‘Attitudes are changing’: Teacher stunned by students’ ‘phenomenal’ response after coming out as gay
Daniel Gray, a 32-year-old high school teacher in the U.K. came out as gay during a school assembly of 1,000 students in February, which is LGBTQ History Month in the U.K. When Gray came out to his school, the response was overwhelmingly positive.
Gray said that he had previously been told not to reveal his sexuality while going through teacher training. He told the Croydon Advertiser, “I was told categorically when I started to train to be a teacher nine years ago not to come out to my students. They said you don’t want to give them any more ammunition than they’ve already got.”
He said it was a “very depressing and very sad way” of approaching teaching and his relationship to students, adding that “It’s assuming the students are out to get you.” Gray added that he felt as though he was always hiding some part of his identity, and commented that, “You want to have a good relationship with your students, and part of that is being open about who you are.”
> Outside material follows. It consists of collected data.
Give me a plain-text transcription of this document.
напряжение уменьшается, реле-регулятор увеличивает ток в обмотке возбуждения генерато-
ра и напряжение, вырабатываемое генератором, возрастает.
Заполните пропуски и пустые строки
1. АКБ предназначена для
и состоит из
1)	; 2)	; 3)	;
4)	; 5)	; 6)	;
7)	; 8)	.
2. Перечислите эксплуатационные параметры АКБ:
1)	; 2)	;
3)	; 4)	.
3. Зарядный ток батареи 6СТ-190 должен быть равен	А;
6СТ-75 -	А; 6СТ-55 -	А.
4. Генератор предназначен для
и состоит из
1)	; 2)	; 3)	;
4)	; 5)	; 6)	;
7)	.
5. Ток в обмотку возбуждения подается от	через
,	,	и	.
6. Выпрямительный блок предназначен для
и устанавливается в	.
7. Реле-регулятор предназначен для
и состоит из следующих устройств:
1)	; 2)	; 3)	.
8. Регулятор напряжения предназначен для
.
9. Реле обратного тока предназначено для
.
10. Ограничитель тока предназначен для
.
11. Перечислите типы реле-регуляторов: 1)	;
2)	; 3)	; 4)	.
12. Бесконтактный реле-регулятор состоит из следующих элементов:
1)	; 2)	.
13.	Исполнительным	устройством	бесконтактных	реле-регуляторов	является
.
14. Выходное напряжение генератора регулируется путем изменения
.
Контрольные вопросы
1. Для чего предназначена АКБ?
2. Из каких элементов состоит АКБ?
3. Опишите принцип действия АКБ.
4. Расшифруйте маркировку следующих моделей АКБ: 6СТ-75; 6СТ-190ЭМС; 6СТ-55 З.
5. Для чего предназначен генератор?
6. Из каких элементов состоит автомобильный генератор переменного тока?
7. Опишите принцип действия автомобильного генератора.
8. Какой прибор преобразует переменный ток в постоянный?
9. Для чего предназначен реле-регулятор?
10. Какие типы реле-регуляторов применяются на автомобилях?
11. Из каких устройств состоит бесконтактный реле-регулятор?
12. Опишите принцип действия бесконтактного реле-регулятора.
That’s what led Gray to come out to his students during a general assembly, and also to be a role model to his gay students. “I was so relieved when it was done, and then the response was just like ‘OK’ and a few people shrugged. Most people weren’t even bothered,” he said, adding that the school’s reaction to his coming out was “phenomenal.”
“Attitudes are changing, by being consistent and having a consistent message, we’re talking openly about these things for the first time,” Gray said. He added, “I actually feel a bit emotional [about it]. It’s just so powerful. The impact we have on students’ lives is immense as teachers.”
Gray said he was bullied early in school for his sexuality, but never knew who to confide in because he didn’t know of any teachers who were openly gay. “I want to make sure [my students] feel safe like I never did,” he explained.
Gray said he received emails from students congratulating him for his decision to share another part of his identity with them. “I think it just takes one person to say ‘It’s OK’ for the floodgates to open and for all these kids to just accept each other for who they are,” he said.